Europe’s pro-family groups are organizing against the EU Commission’s push for a certificate of parenthood.
Last year, the Commission proposed an EU-wide certificate recognizing a parent-child relationship. This would help to ease the administrative burden for families caught in cross-border situations where legal documents certifying the relationship of a minor to a parent may not be easily recognised between member states.
However, family law is not a competency of the EU, and opponents warn that it could also facilitate surrogacy arrangements made by European families in other countries, force member states to recognise same-sex marriages, and diminish protections for children.
Under the draft directive, obtaining a certificate of parenthood would only require a simple administrative process. Significantly, the language of the draft eschews the legal terms of parentage or filiation for parenthood.
Under the umbrella organization Europe for Family, members of pro-family groups throughout the bloc met with MEP Margarita de la Pisa Carrión last week to discuss where the directive stands and how to take action against it.
Carrión, a member of the ECR group, sits on the FEMM (Women’s Rights and Gender Equality) committee and wrote the opinion on the Commission’s proposal, doing her best to ameliorate its potential damage. She explained that although the proposed directive is highly unlikely to be approved by the EU Council, particularly as it requires unanimity, it’s still important to mobilize against it.

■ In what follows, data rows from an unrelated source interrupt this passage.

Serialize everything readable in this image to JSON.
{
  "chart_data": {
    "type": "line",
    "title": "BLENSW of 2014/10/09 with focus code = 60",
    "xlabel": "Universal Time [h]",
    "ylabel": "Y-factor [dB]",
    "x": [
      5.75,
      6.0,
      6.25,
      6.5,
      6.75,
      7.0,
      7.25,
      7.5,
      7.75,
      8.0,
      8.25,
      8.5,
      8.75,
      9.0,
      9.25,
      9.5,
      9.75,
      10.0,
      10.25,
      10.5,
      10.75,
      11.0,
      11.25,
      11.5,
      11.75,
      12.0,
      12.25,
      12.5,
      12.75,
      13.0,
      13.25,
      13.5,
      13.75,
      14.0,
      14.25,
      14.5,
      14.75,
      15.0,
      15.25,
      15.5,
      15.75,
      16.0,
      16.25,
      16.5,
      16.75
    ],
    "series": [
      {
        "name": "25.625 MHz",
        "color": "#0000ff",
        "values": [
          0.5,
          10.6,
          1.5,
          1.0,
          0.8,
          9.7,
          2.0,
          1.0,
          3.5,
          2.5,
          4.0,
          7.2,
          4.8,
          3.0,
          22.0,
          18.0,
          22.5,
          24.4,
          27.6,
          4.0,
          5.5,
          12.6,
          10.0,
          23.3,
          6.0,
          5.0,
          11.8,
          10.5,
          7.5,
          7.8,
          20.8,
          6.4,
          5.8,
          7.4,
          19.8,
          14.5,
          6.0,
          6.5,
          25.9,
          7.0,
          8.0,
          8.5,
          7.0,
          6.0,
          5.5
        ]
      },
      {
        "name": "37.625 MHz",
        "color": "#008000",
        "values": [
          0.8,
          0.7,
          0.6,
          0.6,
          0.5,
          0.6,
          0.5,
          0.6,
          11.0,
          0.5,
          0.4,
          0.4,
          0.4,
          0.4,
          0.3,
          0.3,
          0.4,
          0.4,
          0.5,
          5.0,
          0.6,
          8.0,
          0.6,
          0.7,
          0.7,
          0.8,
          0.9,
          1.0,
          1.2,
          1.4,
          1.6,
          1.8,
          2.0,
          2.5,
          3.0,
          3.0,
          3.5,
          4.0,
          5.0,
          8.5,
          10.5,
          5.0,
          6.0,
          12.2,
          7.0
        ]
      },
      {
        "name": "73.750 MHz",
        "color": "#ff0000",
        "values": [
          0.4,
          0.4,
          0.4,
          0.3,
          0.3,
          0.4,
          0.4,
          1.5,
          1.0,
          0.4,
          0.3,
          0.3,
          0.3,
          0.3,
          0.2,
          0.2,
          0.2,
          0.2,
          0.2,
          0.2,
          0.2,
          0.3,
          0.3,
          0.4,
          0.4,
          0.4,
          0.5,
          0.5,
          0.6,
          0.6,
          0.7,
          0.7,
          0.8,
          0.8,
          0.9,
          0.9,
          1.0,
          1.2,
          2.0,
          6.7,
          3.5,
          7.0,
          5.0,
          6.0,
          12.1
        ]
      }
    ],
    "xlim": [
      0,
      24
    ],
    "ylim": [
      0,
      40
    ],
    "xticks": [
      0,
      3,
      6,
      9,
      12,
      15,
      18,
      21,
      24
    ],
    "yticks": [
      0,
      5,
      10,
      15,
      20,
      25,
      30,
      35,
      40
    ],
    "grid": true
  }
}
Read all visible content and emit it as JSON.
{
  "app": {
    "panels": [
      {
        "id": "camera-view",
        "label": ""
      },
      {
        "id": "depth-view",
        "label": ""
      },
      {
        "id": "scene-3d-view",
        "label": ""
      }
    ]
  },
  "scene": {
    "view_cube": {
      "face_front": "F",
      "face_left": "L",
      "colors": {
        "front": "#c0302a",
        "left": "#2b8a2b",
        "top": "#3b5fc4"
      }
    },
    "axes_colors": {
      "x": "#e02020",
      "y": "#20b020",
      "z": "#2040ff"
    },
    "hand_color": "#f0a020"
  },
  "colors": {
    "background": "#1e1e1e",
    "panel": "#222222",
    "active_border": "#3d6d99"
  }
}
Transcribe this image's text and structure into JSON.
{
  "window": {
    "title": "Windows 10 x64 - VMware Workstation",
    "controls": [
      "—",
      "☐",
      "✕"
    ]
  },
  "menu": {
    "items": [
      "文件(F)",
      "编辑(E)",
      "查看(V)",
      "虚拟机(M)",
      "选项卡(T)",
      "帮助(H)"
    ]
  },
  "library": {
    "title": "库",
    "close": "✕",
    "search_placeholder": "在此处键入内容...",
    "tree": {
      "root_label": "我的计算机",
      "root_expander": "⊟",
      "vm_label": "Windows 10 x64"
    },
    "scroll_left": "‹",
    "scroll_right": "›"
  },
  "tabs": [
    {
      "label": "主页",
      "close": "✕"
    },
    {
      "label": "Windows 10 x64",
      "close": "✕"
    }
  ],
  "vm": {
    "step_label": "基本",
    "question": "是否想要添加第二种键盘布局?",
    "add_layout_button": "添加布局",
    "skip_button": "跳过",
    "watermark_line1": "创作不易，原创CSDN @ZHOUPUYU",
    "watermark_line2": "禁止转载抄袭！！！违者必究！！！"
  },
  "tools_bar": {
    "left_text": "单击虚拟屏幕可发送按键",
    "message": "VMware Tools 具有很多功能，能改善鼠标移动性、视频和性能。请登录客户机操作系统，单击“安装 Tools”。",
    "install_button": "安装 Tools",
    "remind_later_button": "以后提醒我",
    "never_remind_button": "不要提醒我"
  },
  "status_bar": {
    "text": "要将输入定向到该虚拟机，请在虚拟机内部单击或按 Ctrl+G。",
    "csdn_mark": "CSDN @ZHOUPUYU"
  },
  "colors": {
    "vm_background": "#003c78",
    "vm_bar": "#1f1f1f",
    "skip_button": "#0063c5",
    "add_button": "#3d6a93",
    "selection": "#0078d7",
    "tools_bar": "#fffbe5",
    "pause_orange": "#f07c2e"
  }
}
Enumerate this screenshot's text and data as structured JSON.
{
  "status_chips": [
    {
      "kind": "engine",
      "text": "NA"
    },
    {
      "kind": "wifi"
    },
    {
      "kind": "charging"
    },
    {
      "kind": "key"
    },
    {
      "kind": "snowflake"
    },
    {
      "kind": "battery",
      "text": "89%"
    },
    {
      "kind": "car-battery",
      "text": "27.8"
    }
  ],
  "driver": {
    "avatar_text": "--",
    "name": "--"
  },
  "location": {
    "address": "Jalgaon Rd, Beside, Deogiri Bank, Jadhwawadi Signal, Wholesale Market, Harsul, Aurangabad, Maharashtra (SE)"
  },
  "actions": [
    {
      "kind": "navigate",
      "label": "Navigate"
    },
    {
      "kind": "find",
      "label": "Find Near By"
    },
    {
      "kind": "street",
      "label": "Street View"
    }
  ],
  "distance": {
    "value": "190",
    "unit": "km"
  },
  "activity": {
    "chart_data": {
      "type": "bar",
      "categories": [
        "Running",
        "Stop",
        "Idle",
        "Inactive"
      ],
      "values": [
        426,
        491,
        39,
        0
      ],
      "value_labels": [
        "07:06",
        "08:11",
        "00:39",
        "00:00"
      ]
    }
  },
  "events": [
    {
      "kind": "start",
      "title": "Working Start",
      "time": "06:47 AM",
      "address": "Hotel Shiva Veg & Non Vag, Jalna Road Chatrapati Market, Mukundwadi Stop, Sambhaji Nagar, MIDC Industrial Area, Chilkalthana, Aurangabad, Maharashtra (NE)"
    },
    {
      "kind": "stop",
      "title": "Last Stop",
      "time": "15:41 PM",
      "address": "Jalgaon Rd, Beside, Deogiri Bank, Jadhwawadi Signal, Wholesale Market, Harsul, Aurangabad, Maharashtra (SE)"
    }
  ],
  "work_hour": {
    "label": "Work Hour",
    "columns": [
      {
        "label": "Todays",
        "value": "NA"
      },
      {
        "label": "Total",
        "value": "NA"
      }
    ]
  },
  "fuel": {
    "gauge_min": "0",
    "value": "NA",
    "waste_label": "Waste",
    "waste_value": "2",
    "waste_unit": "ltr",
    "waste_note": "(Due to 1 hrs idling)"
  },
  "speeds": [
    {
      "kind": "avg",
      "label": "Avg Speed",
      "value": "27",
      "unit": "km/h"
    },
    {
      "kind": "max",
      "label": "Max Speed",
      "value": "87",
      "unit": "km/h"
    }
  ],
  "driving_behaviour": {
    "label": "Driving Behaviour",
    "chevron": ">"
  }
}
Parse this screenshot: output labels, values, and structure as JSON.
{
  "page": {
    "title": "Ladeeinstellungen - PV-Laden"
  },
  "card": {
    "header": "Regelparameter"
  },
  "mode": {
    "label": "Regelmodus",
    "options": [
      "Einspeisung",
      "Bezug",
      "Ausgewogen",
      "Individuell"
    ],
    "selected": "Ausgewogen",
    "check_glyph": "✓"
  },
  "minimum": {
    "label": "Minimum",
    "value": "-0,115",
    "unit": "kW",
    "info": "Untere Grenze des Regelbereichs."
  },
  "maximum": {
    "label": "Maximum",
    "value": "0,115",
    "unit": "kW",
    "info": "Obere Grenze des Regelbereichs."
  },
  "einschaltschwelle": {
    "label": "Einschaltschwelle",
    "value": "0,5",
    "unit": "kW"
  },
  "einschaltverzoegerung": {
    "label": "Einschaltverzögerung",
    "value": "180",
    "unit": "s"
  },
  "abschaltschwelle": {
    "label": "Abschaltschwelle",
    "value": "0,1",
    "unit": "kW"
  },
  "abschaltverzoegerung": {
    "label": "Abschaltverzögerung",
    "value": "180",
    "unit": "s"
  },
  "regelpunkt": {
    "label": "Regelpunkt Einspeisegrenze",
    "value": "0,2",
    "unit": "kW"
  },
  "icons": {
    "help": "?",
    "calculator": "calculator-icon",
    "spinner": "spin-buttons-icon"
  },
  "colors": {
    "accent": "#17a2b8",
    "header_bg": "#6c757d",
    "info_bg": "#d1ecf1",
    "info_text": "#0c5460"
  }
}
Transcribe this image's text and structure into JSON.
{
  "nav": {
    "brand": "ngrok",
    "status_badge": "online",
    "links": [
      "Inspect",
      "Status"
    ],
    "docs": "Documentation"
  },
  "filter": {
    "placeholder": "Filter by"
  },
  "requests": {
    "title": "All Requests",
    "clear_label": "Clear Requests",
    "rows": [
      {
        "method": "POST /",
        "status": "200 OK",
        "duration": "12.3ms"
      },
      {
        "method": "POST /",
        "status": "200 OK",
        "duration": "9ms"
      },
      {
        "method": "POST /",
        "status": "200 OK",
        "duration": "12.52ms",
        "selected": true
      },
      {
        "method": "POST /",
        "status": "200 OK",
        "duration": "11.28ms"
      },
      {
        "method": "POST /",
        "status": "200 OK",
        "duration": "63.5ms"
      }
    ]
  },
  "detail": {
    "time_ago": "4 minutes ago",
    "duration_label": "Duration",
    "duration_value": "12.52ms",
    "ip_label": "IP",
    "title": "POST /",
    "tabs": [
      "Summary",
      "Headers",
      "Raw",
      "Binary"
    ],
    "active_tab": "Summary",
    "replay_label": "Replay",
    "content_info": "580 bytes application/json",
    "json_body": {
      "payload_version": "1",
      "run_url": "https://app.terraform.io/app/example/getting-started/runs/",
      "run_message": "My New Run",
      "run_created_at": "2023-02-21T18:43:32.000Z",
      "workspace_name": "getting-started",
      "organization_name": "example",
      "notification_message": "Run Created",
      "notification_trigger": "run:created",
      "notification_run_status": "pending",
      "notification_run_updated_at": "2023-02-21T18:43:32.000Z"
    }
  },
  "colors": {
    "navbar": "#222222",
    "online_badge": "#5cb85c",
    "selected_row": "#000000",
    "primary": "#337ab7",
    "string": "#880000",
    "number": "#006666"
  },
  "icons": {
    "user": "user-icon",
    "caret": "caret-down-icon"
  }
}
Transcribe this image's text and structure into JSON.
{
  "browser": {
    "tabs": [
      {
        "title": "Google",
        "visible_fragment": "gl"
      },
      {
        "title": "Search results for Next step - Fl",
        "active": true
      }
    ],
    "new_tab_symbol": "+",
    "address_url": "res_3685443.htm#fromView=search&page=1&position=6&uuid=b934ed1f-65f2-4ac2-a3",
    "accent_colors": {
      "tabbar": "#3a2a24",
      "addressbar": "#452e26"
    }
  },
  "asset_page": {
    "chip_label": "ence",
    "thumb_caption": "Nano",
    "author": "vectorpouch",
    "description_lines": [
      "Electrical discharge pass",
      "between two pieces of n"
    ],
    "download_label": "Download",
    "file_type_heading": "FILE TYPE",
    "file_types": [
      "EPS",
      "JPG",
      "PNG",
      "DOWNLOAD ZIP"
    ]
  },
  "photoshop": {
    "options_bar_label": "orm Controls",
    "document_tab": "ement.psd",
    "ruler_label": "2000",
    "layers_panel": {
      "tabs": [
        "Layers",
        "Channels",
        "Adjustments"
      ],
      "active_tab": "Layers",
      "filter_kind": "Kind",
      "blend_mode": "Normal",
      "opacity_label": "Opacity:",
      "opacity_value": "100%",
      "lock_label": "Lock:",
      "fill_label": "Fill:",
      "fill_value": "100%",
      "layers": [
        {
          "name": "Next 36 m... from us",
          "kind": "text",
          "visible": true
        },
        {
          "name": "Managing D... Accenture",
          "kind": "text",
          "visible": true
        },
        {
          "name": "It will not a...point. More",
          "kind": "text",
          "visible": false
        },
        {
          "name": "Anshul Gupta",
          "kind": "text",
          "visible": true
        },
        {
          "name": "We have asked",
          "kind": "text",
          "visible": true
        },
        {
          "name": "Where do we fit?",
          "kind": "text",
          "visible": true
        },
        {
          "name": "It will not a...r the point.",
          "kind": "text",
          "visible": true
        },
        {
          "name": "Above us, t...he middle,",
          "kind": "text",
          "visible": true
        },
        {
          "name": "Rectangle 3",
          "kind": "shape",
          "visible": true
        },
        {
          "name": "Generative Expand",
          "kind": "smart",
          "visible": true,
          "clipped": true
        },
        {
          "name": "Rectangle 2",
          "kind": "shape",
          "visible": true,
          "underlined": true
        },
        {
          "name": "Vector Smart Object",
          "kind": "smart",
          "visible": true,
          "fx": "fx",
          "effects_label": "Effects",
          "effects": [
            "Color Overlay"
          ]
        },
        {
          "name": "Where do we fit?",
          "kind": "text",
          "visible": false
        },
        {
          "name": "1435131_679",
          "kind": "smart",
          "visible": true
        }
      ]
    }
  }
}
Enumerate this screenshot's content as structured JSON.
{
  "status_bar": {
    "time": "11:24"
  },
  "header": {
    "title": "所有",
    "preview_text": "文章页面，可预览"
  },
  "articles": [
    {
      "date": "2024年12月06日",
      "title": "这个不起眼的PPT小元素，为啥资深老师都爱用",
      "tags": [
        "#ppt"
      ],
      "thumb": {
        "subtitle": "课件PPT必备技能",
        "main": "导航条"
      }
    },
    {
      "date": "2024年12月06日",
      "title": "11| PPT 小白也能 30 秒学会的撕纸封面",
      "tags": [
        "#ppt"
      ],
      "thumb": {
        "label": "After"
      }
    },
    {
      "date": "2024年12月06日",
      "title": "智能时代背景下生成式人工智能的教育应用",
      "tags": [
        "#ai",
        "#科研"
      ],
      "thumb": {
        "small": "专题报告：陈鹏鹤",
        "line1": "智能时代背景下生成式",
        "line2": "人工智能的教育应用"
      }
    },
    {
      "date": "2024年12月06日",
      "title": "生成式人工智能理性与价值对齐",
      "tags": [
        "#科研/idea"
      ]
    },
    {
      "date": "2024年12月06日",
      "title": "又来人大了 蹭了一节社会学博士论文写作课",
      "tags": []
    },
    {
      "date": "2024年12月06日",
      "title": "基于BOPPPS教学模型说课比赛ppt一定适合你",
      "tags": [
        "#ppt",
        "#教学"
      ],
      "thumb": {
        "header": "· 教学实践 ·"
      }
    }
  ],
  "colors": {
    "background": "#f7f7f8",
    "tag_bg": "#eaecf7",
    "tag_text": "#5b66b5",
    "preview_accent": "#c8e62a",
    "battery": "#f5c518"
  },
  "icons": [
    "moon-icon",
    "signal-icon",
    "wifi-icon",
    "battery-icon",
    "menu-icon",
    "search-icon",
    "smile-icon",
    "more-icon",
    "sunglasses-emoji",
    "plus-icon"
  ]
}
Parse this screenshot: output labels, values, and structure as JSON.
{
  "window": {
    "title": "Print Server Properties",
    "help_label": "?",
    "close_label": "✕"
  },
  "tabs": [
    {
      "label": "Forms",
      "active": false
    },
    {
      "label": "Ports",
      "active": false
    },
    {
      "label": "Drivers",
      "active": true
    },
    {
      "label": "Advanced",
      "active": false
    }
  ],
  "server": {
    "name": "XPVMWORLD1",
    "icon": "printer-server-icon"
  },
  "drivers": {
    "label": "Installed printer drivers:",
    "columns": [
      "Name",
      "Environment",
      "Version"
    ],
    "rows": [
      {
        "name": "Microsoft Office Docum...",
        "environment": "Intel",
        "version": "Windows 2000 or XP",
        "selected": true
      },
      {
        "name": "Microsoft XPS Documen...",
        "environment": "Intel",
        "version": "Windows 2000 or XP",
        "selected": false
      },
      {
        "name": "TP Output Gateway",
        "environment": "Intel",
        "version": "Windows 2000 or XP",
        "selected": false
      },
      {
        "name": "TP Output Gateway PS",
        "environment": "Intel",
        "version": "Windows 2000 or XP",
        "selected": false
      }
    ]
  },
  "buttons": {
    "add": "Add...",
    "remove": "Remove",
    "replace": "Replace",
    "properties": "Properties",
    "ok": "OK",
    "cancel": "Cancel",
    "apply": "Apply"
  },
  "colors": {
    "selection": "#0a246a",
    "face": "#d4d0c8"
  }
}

“France, Italy, Poland,” she said listing countries that would oppose the proposal on the council. “There are countries that even have same-sex marriage that don’t support this.”
She also advised that now is the time for wider society to speak up.
“Now the citizens and civil society can say something,” she said. “They can push their governments and increase the debate on this issue.”
As the proposed measure will go before justice ministers since it deals with family law, pro-family groups and individual citizens are encouraged to lobby their national justice ministers against the parenthood certificate.
They can also continue to register their dissent with MEPs, as the parliament’s negotiating stance will likely be voted on by the plenary in November.